Vertebrados e invertebrados: extraño agrupamiento.

Obscenidad e irrisión combinados,  lo grotesco y lo humorístico reunidos, lo inocente y la impasibilidad, la caricatura regocijante y el estupor, ¿cómo permanecer indiferente ante esas presencias perturbadoras? Las veo y me divierten, las veo y me producen un asomo de náusea, las veo y me turban. Trato de entenderlo, ¿a qué se debe esa múltiple y azarosa percepción?

–A que pueden utilizarse como fetiches o los evocan.

–¿Acaso nos choca ver a un hombre desnudo con el pene erecto y, en la punta, un animal indescifrable; en los muslos un escarabajo, en el pecho –¿una araña, quizá?–; la boca desmesurada, el pelo azul turquesa, las piernas arremangadas y un asomo de calzado también azul turquesa en los pies apenas diseñados?
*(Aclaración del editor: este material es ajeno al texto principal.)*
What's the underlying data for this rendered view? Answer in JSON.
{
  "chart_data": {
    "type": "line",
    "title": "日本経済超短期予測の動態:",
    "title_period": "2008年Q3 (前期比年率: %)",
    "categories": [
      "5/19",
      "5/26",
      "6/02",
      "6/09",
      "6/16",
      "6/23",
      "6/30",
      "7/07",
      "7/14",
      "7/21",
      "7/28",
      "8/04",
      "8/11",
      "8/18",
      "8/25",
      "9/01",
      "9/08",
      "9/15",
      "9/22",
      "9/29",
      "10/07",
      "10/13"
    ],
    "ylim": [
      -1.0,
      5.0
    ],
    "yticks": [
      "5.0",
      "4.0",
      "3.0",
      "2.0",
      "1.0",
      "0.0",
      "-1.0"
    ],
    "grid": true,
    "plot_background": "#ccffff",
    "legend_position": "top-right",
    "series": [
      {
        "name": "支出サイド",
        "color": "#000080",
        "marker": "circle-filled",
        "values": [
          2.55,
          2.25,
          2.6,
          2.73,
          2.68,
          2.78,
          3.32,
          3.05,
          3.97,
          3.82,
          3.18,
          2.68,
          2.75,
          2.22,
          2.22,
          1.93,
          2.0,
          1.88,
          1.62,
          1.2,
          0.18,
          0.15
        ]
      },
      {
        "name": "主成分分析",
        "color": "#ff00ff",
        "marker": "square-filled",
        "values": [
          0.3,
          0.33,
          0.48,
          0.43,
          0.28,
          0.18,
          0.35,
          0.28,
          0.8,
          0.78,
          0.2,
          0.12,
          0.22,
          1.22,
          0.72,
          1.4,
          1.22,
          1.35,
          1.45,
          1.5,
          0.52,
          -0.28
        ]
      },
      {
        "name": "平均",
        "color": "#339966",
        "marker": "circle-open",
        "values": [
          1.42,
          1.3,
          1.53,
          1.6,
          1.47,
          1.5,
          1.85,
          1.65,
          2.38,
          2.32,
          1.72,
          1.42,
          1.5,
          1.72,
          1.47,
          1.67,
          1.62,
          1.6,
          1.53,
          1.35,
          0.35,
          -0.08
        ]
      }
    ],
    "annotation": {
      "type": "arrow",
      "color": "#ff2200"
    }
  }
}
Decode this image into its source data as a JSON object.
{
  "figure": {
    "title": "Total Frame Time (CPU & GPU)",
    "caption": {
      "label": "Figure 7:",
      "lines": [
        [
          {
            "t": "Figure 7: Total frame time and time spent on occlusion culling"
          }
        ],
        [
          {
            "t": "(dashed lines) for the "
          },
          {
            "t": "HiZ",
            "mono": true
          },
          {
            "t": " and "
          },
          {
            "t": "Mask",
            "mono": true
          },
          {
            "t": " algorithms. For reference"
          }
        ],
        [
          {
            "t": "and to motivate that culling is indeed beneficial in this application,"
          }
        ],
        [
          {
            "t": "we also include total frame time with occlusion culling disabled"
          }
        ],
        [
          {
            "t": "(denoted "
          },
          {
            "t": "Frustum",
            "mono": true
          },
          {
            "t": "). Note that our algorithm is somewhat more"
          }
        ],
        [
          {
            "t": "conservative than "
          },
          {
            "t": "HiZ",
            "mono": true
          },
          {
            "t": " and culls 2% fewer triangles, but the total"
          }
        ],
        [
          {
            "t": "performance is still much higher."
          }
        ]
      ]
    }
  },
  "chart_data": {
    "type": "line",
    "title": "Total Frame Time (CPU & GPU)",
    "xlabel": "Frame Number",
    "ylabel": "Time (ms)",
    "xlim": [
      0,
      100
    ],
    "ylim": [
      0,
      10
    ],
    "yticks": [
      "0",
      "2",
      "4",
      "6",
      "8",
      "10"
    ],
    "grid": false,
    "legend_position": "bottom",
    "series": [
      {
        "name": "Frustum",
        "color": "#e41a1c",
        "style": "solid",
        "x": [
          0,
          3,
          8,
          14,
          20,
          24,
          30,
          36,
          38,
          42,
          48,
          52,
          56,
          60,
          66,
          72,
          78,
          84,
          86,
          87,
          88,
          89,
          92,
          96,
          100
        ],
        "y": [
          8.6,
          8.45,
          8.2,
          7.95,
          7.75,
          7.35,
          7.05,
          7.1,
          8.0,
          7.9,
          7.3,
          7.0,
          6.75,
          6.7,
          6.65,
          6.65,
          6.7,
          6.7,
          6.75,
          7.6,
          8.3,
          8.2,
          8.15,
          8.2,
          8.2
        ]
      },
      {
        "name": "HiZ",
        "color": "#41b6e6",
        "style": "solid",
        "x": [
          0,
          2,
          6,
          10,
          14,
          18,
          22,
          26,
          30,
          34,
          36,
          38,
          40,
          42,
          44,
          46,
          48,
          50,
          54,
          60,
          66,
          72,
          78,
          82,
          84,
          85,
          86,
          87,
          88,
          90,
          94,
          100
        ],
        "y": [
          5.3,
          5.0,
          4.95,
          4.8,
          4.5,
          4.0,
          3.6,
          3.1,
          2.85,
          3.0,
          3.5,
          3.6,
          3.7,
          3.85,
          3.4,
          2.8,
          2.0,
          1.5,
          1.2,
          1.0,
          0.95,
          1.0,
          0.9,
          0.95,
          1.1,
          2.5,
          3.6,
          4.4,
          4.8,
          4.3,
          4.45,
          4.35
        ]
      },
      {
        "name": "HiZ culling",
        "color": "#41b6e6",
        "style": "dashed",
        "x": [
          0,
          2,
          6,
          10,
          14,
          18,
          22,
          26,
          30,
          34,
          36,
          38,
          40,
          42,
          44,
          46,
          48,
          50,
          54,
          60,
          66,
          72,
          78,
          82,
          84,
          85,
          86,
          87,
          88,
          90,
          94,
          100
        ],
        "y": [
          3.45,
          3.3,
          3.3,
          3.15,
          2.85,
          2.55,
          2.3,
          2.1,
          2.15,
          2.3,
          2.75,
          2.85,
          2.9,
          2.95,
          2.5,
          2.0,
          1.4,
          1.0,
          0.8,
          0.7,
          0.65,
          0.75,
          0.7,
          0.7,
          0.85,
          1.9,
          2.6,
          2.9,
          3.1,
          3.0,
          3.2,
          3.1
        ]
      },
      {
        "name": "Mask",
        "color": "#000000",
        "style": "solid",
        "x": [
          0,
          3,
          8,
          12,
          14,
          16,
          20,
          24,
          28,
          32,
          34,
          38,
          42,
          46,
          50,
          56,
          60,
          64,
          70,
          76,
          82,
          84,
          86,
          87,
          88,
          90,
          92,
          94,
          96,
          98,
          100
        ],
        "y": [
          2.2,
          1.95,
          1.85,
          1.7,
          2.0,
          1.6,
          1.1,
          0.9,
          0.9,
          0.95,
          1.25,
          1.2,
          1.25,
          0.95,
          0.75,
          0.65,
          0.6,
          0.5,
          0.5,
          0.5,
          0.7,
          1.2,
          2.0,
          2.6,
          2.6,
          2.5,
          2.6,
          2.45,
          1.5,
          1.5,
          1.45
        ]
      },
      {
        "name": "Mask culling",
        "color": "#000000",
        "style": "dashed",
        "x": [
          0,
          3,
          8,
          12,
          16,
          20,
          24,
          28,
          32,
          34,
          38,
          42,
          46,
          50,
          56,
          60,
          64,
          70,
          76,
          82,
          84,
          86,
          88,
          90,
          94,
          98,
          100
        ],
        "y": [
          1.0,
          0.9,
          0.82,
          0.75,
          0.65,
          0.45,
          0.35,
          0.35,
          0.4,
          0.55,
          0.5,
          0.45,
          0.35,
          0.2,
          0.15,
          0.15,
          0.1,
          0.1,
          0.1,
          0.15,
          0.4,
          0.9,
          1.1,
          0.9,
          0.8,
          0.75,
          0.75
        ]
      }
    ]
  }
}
–¿Nos asombra que las esculturas griten a pesar de la impasibilidad que las limita, la de la materia con que han sido trabajadas?
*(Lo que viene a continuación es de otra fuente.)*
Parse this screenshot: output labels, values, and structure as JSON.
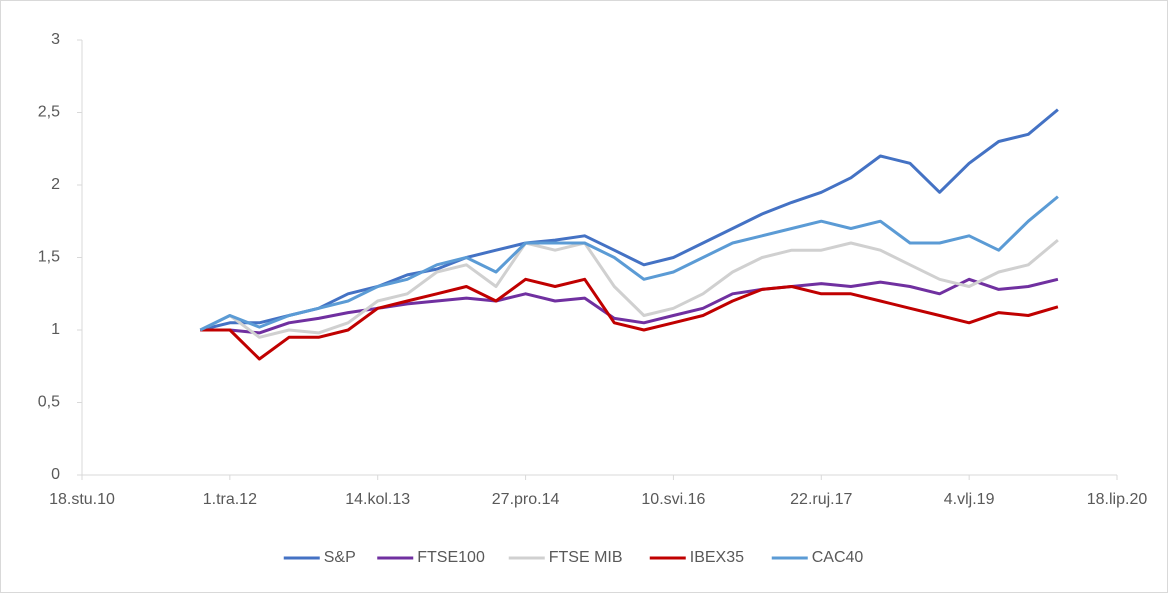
{
  "chart_data": {
    "type": "line",
    "x": [
      40900,
      41000,
      41100,
      41200,
      41300,
      41400,
      41500,
      41600,
      41700,
      41800,
      41900,
      42000,
      42100,
      42200,
      42300,
      42400,
      42500,
      42600,
      42700,
      42800,
      42900,
      43000,
      43100,
      43200,
      43300,
      43400,
      43500,
      43600,
      43700,
      43800
    ],
    "series": [
      {
        "name": "S&P",
        "color": "#4472c4",
        "values": [
          1.0,
          1.05,
          1.05,
          1.1,
          1.15,
          1.25,
          1.3,
          1.38,
          1.42,
          1.5,
          1.55,
          1.6,
          1.62,
          1.65,
          1.55,
          1.45,
          1.5,
          1.6,
          1.7,
          1.8,
          1.88,
          1.95,
          2.05,
          2.2,
          2.15,
          1.95,
          2.15,
          2.3,
          2.35,
          2.52
        ]
      },
      {
        "name": "FTSE100",
        "color": "#7030a0",
        "values": [
          1.0,
          1.0,
          0.98,
          1.05,
          1.08,
          1.12,
          1.15,
          1.18,
          1.2,
          1.22,
          1.2,
          1.25,
          1.2,
          1.22,
          1.08,
          1.05,
          1.1,
          1.15,
          1.25,
          1.28,
          1.3,
          1.32,
          1.3,
          1.33,
          1.3,
          1.25,
          1.35,
          1.28,
          1.3,
          1.35
        ]
      },
      {
        "name": "FTSE MIB",
        "color": "#d0d0d0",
        "values": [
          1.0,
          1.1,
          0.95,
          1.0,
          0.98,
          1.05,
          1.2,
          1.25,
          1.4,
          1.45,
          1.3,
          1.6,
          1.55,
          1.6,
          1.3,
          1.1,
          1.15,
          1.25,
          1.4,
          1.5,
          1.55,
          1.55,
          1.6,
          1.55,
          1.45,
          1.35,
          1.3,
          1.4,
          1.45,
          1.62
        ]
      },
      {
        "name": "IBEX35",
        "color": "#c00000",
        "values": [
          1.0,
          1.0,
          0.8,
          0.95,
          0.95,
          1.0,
          1.15,
          1.2,
          1.25,
          1.3,
          1.2,
          1.35,
          1.3,
          1.35,
          1.05,
          1.0,
          1.05,
          1.1,
          1.2,
          1.28,
          1.3,
          1.25,
          1.25,
          1.2,
          1.15,
          1.1,
          1.05,
          1.12,
          1.1,
          1.16
        ]
      },
      {
        "name": "CAC40",
        "color": "#5b9bd5",
        "values": [
          1.0,
          1.1,
          1.02,
          1.1,
          1.15,
          1.2,
          1.3,
          1.35,
          1.45,
          1.5,
          1.4,
          1.6,
          1.6,
          1.6,
          1.5,
          1.35,
          1.4,
          1.5,
          1.6,
          1.65,
          1.7,
          1.75,
          1.7,
          1.75,
          1.6,
          1.6,
          1.65,
          1.55,
          1.75,
          1.92
        ]
      }
    ],
    "xlim": [
      40500,
      44000
    ],
    "xticks": [
      {
        "value": 40500,
        "label": "18.stu.10"
      },
      {
        "value": 41000,
        "label": "1.tra.12"
      },
      {
        "value": 41500,
        "label": "14.kol.13"
      },
      {
        "value": 42000,
        "label": "27.pro.14"
      },
      {
        "value": 42500,
        "label": "10.svi.16"
      },
      {
        "value": 43000,
        "label": "22.ruj.17"
      },
      {
        "value": 43500,
        "label": "4.vlj.19"
      },
      {
        "value": 44000,
        "label": "18.lip.20"
      }
    ],
    "ylim": [
      0,
      3
    ],
    "yticks": [
      0,
      {
        "value": 0.5,
        "label": "0,5"
      },
      1,
      {
        "value": 1.5,
        "label": "1,5"
      },
      2,
      {
        "value": 2.5,
        "label": "2,5"
      },
      3
    ],
    "legend": "bottom"
  }
}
–¿Será la volubilidad de sus movimientos aberrante?

–¿O a que ciertas esculturas convivan plácida y hedonísticamente con sus propios parásitos?

–¿Será obscena la presencia de los seres humanos semivestidos –el intersticio es erótico, decía Roland Barthes– o la combinación de los cuerpos con los insectos?
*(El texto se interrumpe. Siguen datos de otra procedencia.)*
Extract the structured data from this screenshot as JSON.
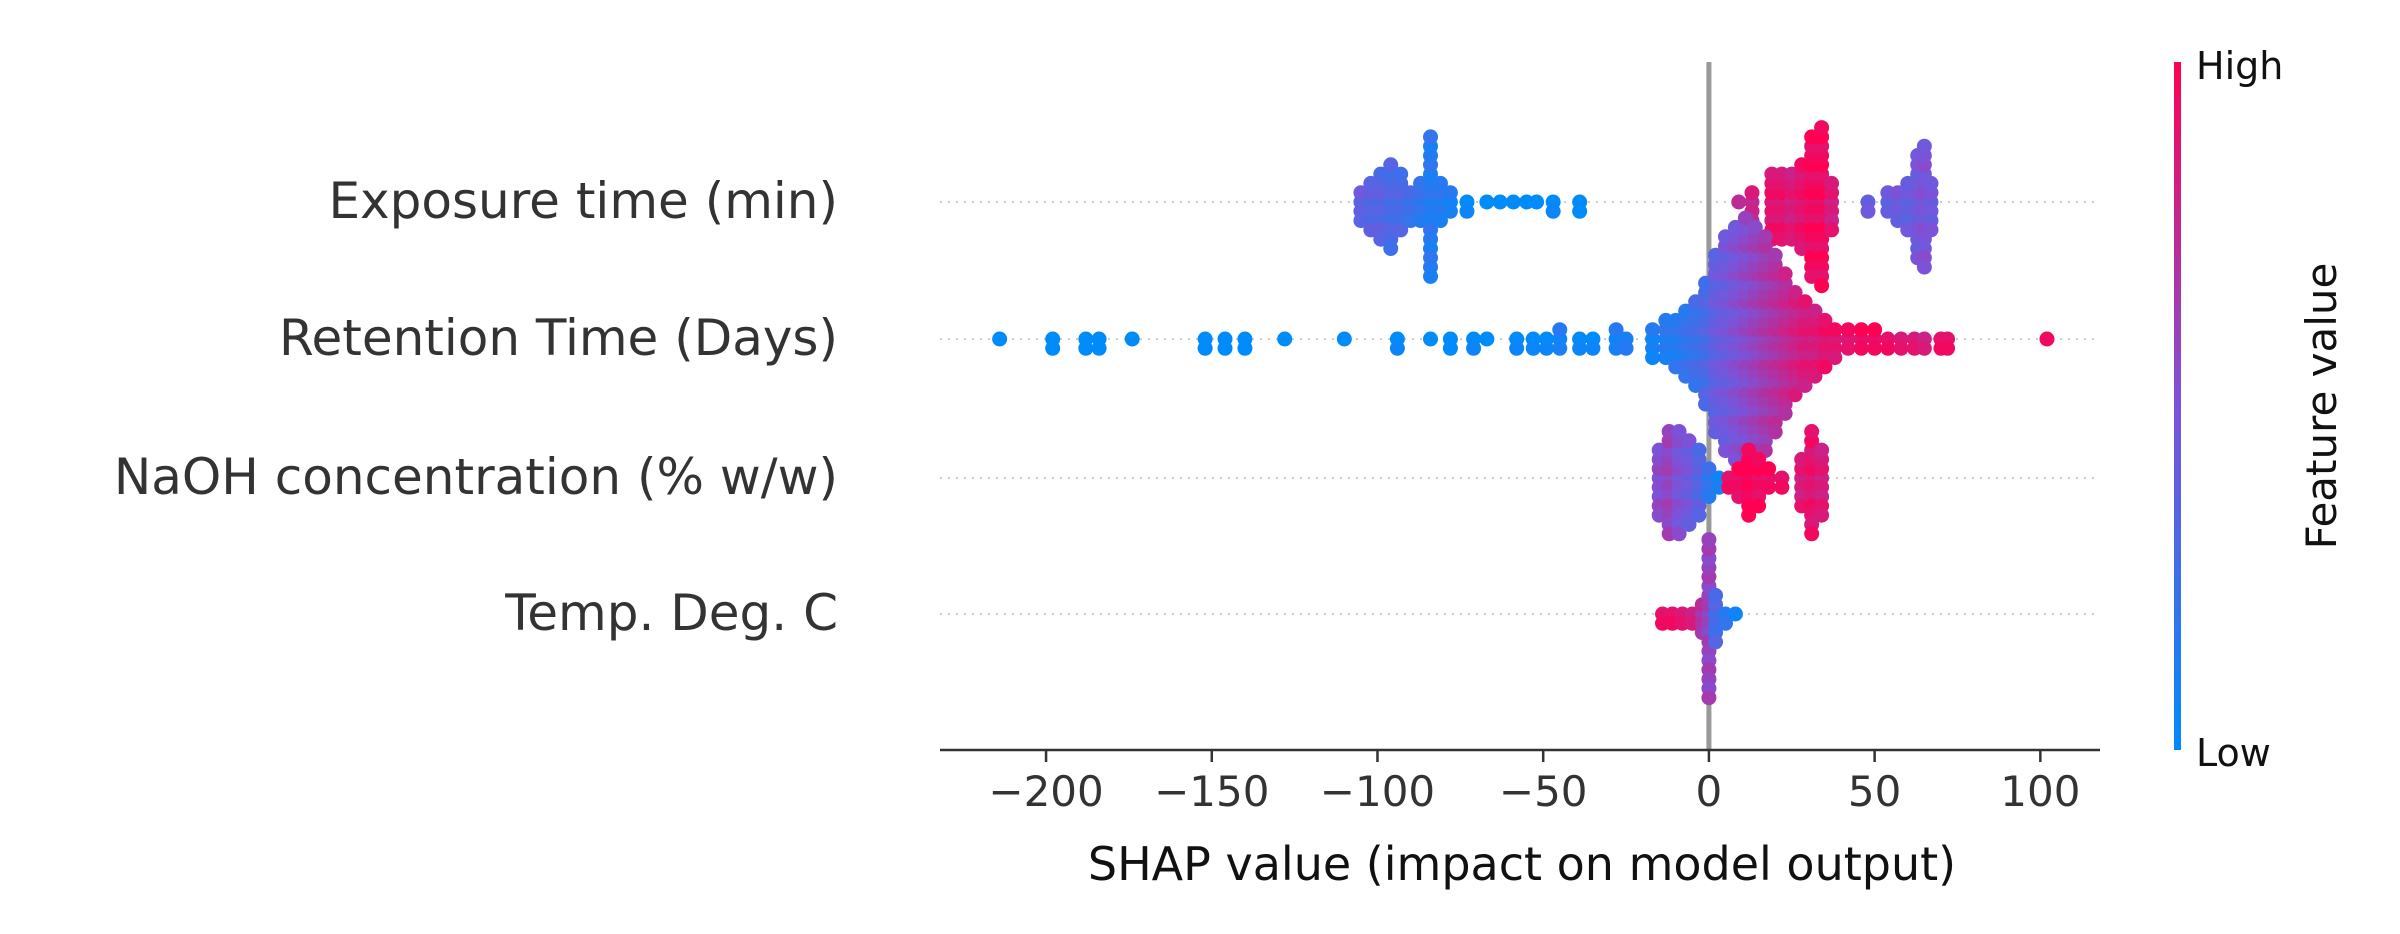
{
  "chart_data": {
    "type": "scatter",
    "subtype": "shap-beeswarm",
    "xlabel": "SHAP value (impact on model output)",
    "xlim": [
      -232,
      118
    ],
    "xticks": [
      -200,
      -150,
      -100,
      -50,
      0,
      50,
      100
    ],
    "xtick_labels": [
      "−200",
      "−150",
      "−100",
      "−50",
      "0",
      "50",
      "100"
    ],
    "features": [
      "Exposure time (min)",
      "Retention Time (Days)",
      "NaOH concentration (% w/w)",
      "Temp. Deg. C"
    ],
    "colorbar": {
      "label": "Feature value",
      "high_label": "High",
      "low_label": "Low",
      "low_color": "#008bfb",
      "high_color": "#ff0052"
    },
    "zero_line_color": "#999999",
    "series": [
      {
        "feature": "Exposure time (min)",
        "clusters": [
          {
            "x": -105,
            "n": 4,
            "color": 0.4
          },
          {
            "x": -102,
            "n": 6,
            "color": 0.35
          },
          {
            "x": -99,
            "n": 8,
            "color": 0.35
          },
          {
            "x": -96,
            "n": 10,
            "color": 0.3
          },
          {
            "x": -93,
            "n": 7,
            "color": 0.3
          },
          {
            "x": -90,
            "n": 4,
            "color": 0.25
          },
          {
            "x": -87,
            "n": 5,
            "color": 0.2
          },
          {
            "x": -84,
            "n": 16,
            "color": 0.15
          },
          {
            "x": -81,
            "n": 5,
            "color": 0.15
          },
          {
            "x": -78,
            "n": 3,
            "color": 0.1
          },
          {
            "x": -73,
            "n": 2,
            "color": 0.05
          },
          {
            "x": -67,
            "n": 1,
            "color": 0.05
          },
          {
            "x": -63,
            "n": 1,
            "color": 0.0
          },
          {
            "x": -59,
            "n": 1,
            "color": 0.0
          },
          {
            "x": -55,
            "n": 1,
            "color": 0.0
          },
          {
            "x": -52,
            "n": 1,
            "color": 0.0
          },
          {
            "x": -47,
            "n": 2,
            "color": 0.05
          },
          {
            "x": -39,
            "n": 2,
            "color": 0.0
          },
          {
            "x": 9,
            "n": 1,
            "color": 0.8
          },
          {
            "x": 13,
            "n": 4,
            "color": 0.8
          },
          {
            "x": 19,
            "n": 8,
            "color": 0.9
          },
          {
            "x": 22,
            "n": 8,
            "color": 0.9
          },
          {
            "x": 25,
            "n": 8,
            "color": 0.85
          },
          {
            "x": 28,
            "n": 10,
            "color": 0.9
          },
          {
            "x": 31,
            "n": 16,
            "color": 0.95
          },
          {
            "x": 34,
            "n": 18,
            "color": 0.95
          },
          {
            "x": 37,
            "n": 6,
            "color": 0.85
          },
          {
            "x": 48,
            "n": 2,
            "color": 0.45
          },
          {
            "x": 54,
            "n": 3,
            "color": 0.4
          },
          {
            "x": 57,
            "n": 4,
            "color": 0.45
          },
          {
            "x": 60,
            "n": 6,
            "color": 0.4
          },
          {
            "x": 63,
            "n": 12,
            "color": 0.45
          },
          {
            "x": 65,
            "n": 14,
            "color": 0.5
          },
          {
            "x": 67,
            "n": 6,
            "color": 0.45
          }
        ]
      },
      {
        "feature": "Retention Time (Days)",
        "clusters": [
          {
            "x": -214,
            "n": 1,
            "color": 0.0
          },
          {
            "x": -198,
            "n": 2,
            "color": 0.0
          },
          {
            "x": -188,
            "n": 2,
            "color": 0.0
          },
          {
            "x": -184,
            "n": 2,
            "color": 0.0
          },
          {
            "x": -174,
            "n": 1,
            "color": 0.0
          },
          {
            "x": -152,
            "n": 2,
            "color": 0.0
          },
          {
            "x": -146,
            "n": 2,
            "color": 0.0
          },
          {
            "x": -140,
            "n": 2,
            "color": 0.0
          },
          {
            "x": -128,
            "n": 1,
            "color": 0.0
          },
          {
            "x": -110,
            "n": 1,
            "color": 0.0
          },
          {
            "x": -94,
            "n": 2,
            "color": 0.05
          },
          {
            "x": -84,
            "n": 1,
            "color": 0.0
          },
          {
            "x": -78,
            "n": 2,
            "color": 0.0
          },
          {
            "x": -71,
            "n": 2,
            "color": 0.05
          },
          {
            "x": -67,
            "n": 1,
            "color": 0.0
          },
          {
            "x": -58,
            "n": 2,
            "color": 0.05
          },
          {
            "x": -53,
            "n": 2,
            "color": 0.05
          },
          {
            "x": -49,
            "n": 2,
            "color": 0.05
          },
          {
            "x": -45,
            "n": 3,
            "color": 0.1
          },
          {
            "x": -39,
            "n": 2,
            "color": 0.05
          },
          {
            "x": -35,
            "n": 2,
            "color": 0.05
          },
          {
            "x": -28,
            "n": 3,
            "color": 0.1
          },
          {
            "x": -25,
            "n": 2,
            "color": 0.15
          },
          {
            "x": -17,
            "n": 4,
            "color": 0.1
          },
          {
            "x": -13,
            "n": 5,
            "color": 0.15
          },
          {
            "x": -10,
            "n": 6,
            "color": 0.15
          },
          {
            "x": -7,
            "n": 8,
            "color": 0.2
          },
          {
            "x": -4,
            "n": 10,
            "color": 0.25
          },
          {
            "x": -1,
            "n": 14,
            "color": 0.3
          },
          {
            "x": 2,
            "n": 20,
            "color": 0.4
          },
          {
            "x": 5,
            "n": 24,
            "color": 0.45
          },
          {
            "x": 8,
            "n": 26,
            "color": 0.5
          },
          {
            "x": 11,
            "n": 28,
            "color": 0.55
          },
          {
            "x": 14,
            "n": 26,
            "color": 0.6
          },
          {
            "x": 17,
            "n": 24,
            "color": 0.65
          },
          {
            "x": 20,
            "n": 20,
            "color": 0.7
          },
          {
            "x": 23,
            "n": 16,
            "color": 0.75
          },
          {
            "x": 26,
            "n": 12,
            "color": 0.8
          },
          {
            "x": 29,
            "n": 10,
            "color": 0.85
          },
          {
            "x": 32,
            "n": 8,
            "color": 0.85
          },
          {
            "x": 35,
            "n": 6,
            "color": 0.9
          },
          {
            "x": 38,
            "n": 4,
            "color": 0.9
          },
          {
            "x": 42,
            "n": 3,
            "color": 0.9
          },
          {
            "x": 46,
            "n": 3,
            "color": 0.95
          },
          {
            "x": 50,
            "n": 3,
            "color": 0.95
          },
          {
            "x": 54,
            "n": 2,
            "color": 0.95
          },
          {
            "x": 58,
            "n": 2,
            "color": 0.9
          },
          {
            "x": 62,
            "n": 2,
            "color": 0.9
          },
          {
            "x": 65,
            "n": 2,
            "color": 0.85
          },
          {
            "x": 70,
            "n": 2,
            "color": 0.95
          },
          {
            "x": 72,
            "n": 2,
            "color": 0.95
          },
          {
            "x": 102,
            "n": 1,
            "color": 1.0
          }
        ]
      },
      {
        "feature": "NaOH concentration (% w/w)",
        "clusters": [
          {
            "x": -15,
            "n": 8,
            "color": 0.55
          },
          {
            "x": -12,
            "n": 12,
            "color": 0.6
          },
          {
            "x": -9,
            "n": 12,
            "color": 0.5
          },
          {
            "x": -6,
            "n": 10,
            "color": 0.45
          },
          {
            "x": -3,
            "n": 8,
            "color": 0.35
          },
          {
            "x": 0,
            "n": 4,
            "color": 0.2
          },
          {
            "x": 3,
            "n": 2,
            "color": 0.1
          },
          {
            "x": 6,
            "n": 2,
            "color": 0.95
          },
          {
            "x": 9,
            "n": 4,
            "color": 0.95
          },
          {
            "x": 12,
            "n": 8,
            "color": 1.0
          },
          {
            "x": 15,
            "n": 6,
            "color": 0.95
          },
          {
            "x": 18,
            "n": 3,
            "color": 0.95
          },
          {
            "x": 22,
            "n": 2,
            "color": 0.95
          },
          {
            "x": 28,
            "n": 6,
            "color": 0.85
          },
          {
            "x": 31,
            "n": 12,
            "color": 0.9
          },
          {
            "x": 34,
            "n": 8,
            "color": 0.85
          }
        ]
      },
      {
        "feature": "Temp. Deg. C",
        "clusters": [
          {
            "x": -14,
            "n": 2,
            "color": 0.95
          },
          {
            "x": -11,
            "n": 2,
            "color": 0.95
          },
          {
            "x": -8,
            "n": 2,
            "color": 0.9
          },
          {
            "x": -5,
            "n": 2,
            "color": 0.85
          },
          {
            "x": -2,
            "n": 4,
            "color": 0.7
          },
          {
            "x": 0,
            "n": 18,
            "color": 0.6
          },
          {
            "x": 2,
            "n": 6,
            "color": 0.3
          },
          {
            "x": 5,
            "n": 2,
            "color": 0.2
          },
          {
            "x": 8,
            "n": 1,
            "color": 0.1
          }
        ]
      }
    ]
  }
}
–¿Advertimos de repente que son los insectos los que ocupan el lugar principal y los cuerpos apenas funcionan como un espacio sobre el cual posarse? ¿Una nueva metamorfosisi kafkiana?

Parecería lógico terminar con una frase que alguna vez pronunciara San Agustín:

“Todos los hombres que nacen de la carne, ¿qué son, sino gusanos?”

Pero no, las esculturas laminadas de Manuel Marín exhibidas en el Museo Cuevas hacen coincidir los distintos reinos de la naturaleza, consiguen abolir las diferencias que durante siglos han pretendido separar herméticamente las forzadas fronteras; además, sus esculturas delinean con precisión las relaciones existentes entre el hombre y el animal, aunque algunos consideren esta relación ínfima o despreciable.

Los vertebrados, en unión casi indivisible con los invertebrados: extraño ayuntamiento, ¿una blasfemia?